Taha Durrani, a 26-year-old executive at Pfizer, is a regular at Atrium’s late night shows. “Despite the usual security situation—which goes from neutral to bad to worse in a matter of minutes— people are still willing to go out and have some fun with their families and friends, which is an extremely positive development.” For Durrani, the international food franchises that have sprung up over Karachi in the past two years—Cinnabon, Hardees and Tutti Frutti—have added to his list of options for a night out. “Most plans in Karachi revolve around food, to be honest,” he says, and even if he’s going to watch a movie or a play, the night inevitably ends at a restaurant.
Areas once renowned for their restaurants have been replaced by informal food streets, comprising a mile-long stretch of fast food and BBQ restaurants.
In Clifton, Roadside Café serves up a trussed up version of the traditional bun kebab, just two minutes away from the area’s most popular vendor—Tipu Burger. There’s nearly an Rs 100 difference between the two dishes.
Despite this, Roadside Café stands out in the area for its relatively cheap prices. While a cup of tea or coffee costs over `100 in most cafés, Roadside still serves it for half the price and offers free refills of tea. Its customers reflect a mix of Karachiites. H M Naqvi, the author of Home Boy, which won the DSC Prize for South Asian Literature at the Jaipur Literature Festival in 2011, was often spotted at the café prior to his novel’s publication, a laptop cable sneaking across the floor to his seat. Supermodels gingerly pick at food amid groups of young students and teenagers sitting for hours chatting over shisha. The music selections reflect its customer base: a continuous stream of the latest releases from Coke Studio, qawwalis by Abida Parveen and Nusrat Ali Khan and 1980s pop songs by Nazia Hassan of “Aap Jaisa Koi” fame.

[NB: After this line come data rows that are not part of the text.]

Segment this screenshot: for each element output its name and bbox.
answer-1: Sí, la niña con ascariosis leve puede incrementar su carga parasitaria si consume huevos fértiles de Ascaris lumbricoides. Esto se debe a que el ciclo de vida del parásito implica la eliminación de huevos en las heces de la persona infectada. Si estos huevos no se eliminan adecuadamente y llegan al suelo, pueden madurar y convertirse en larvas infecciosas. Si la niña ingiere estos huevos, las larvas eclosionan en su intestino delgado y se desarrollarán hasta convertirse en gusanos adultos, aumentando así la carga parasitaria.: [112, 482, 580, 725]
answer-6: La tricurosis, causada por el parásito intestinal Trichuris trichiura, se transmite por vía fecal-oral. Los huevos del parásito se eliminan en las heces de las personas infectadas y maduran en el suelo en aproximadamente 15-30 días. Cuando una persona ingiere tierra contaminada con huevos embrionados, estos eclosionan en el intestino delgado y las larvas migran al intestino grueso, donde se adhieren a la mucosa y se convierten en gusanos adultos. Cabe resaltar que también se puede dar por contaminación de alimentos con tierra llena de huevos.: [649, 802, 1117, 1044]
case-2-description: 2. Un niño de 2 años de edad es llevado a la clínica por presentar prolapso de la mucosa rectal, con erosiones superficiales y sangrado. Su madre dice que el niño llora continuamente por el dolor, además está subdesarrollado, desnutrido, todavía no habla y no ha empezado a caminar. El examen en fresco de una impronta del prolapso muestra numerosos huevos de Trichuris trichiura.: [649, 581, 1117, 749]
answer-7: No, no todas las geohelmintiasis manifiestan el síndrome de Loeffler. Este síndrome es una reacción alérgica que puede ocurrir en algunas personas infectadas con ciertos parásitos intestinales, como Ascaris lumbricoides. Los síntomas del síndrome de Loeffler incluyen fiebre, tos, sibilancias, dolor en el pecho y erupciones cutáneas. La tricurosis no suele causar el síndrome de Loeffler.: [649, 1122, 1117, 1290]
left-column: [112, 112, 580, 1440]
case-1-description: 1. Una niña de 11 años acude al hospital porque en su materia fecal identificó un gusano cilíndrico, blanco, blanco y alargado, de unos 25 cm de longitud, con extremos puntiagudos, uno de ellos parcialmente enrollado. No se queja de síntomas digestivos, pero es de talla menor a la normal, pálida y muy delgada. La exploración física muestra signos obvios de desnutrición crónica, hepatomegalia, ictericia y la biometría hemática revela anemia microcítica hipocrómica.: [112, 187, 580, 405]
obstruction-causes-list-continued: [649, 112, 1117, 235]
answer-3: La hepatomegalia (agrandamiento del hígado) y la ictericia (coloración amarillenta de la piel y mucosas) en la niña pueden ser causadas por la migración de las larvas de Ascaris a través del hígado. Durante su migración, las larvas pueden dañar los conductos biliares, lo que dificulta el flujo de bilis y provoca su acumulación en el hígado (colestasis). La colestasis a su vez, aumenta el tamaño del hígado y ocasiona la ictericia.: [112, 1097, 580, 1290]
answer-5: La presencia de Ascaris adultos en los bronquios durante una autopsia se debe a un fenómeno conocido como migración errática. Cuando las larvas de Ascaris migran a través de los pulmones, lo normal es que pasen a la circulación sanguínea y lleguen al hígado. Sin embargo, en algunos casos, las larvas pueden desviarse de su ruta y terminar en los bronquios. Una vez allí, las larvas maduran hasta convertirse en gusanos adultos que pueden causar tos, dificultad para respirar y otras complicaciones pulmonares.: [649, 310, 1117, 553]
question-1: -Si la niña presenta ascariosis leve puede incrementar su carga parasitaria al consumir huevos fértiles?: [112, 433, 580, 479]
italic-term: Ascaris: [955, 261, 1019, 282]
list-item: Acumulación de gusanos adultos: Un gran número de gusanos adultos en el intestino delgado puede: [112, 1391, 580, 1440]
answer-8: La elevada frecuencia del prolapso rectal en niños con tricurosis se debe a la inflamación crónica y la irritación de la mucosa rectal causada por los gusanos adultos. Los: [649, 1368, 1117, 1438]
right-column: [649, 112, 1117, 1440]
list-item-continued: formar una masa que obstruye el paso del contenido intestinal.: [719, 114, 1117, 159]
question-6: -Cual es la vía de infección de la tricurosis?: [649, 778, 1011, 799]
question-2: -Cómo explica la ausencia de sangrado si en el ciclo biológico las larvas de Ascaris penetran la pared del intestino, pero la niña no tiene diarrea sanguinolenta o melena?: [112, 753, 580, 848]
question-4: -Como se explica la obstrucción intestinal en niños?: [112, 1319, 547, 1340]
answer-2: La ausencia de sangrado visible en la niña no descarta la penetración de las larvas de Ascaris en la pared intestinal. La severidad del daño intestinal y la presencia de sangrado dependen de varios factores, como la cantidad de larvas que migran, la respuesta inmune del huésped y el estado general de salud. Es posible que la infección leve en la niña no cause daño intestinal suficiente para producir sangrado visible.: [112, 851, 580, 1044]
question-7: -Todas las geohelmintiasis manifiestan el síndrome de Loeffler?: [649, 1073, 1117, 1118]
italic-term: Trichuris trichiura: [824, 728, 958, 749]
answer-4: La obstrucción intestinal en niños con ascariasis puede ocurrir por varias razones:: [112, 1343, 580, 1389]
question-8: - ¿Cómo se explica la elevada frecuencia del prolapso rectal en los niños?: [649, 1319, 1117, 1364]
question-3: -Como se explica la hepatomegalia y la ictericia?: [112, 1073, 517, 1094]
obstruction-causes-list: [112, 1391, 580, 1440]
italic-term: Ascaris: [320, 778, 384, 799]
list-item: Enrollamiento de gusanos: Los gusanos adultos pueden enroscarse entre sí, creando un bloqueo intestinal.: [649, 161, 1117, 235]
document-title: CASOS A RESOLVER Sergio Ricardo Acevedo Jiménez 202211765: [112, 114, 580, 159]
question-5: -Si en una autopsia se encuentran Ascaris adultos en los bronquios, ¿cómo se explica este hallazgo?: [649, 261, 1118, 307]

Sibte Sajjad, who opened Roadside Café with his partners in 2008, says that it has not just made a mark in the area, but in the city. “It’s a hangout spot. Any gora (foreigner) who is visiting, their friends bring them here.”
The reason it has that status, Sajjad says, is because of its treatment of customers. “We don’t clear out the tables the minute the bill is presented. It’s not one of the places where you dress up, eat and then ship out.”
But food and films aren’t the only option for Karachiites. While Karachi has had a long tradition of theatre, the quality of plays staged in the country stagnated in the late 1990s and early 2000s. Urdu theatre plays, which relied on a mix of ribald comedy and dance sequences, continued to thrive even though there have been consistent calls to curtail them because critics allege that they are “vulgar”.
But highbrow productions landed on the city’s cultural calendar after the National Academy of Performing Arts (NAPA) opened up in Karachi. While its theatre company’s productions often include translations of popular English plays, it has also branched out into original productions.
According to the academy’s Zain Ahmed, it has had a “huge impact” on the theatre scene in Karachi.
“In 2008 there was no real theatre culture,” Ahmed, who manages special projects at the academy, said in an e-mail interview. “The theatre hall at the Arts Council would remain empty most of the time and would only be open for student performances by NAPA. Then in 2008 NAPA started the NAPA Repertory Theatre. In our first year we performed 6 plays for 10 nights each. Suddenly theatre was an option in the city.”